His eyes opened, breath pounding in his chest. There was a terrible, utter lack of strength to his muscles. He felt weak, slow, and vunerable. The Juice -- it was not flowing. The feeling was terrible, half because of how he felt, half because he knew now just how addicted to this chemical cocktail he was. There would be no going back, it was not like he thought. He could not just....live this a few years, and drop it at the snap of a finger. No, he could not do that. Suddenly, the vunerability felt overwhelming; crushing, something that he could not stand. He turned in his bed, legs uncoiling as he threw himself out the open window into the rain with a scream of rage, and to his shame, terror. At once, the juice began to flow; sliding down his limbs like a blessed, welcome warmth, the world slowing down around him; becoming less fierce, easier to cope with. He had time to close his eyes, and sigh in relief before he felt the need to brace for his landing; which was accomplished easily, the Juicer dropping into a crouch; one hand upon the ground to absorb the shock of his landing.

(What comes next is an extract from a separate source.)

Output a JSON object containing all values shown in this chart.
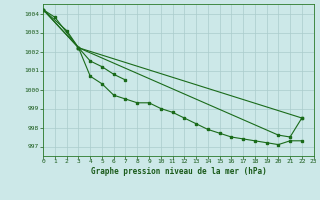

He looked up, to find not five feet away, a homeless man sitting in the rain beside a dumpster, staring at the spectacle of a man who threw himself from a second story window, clad only in his boxers. Talon sneered back at him, feeling invunerable once again, at last. "What are you lookin' at, Buddy?" He snarled in the nastiest voice he could muster as he turned to walk around the building -- heading for the main entrance.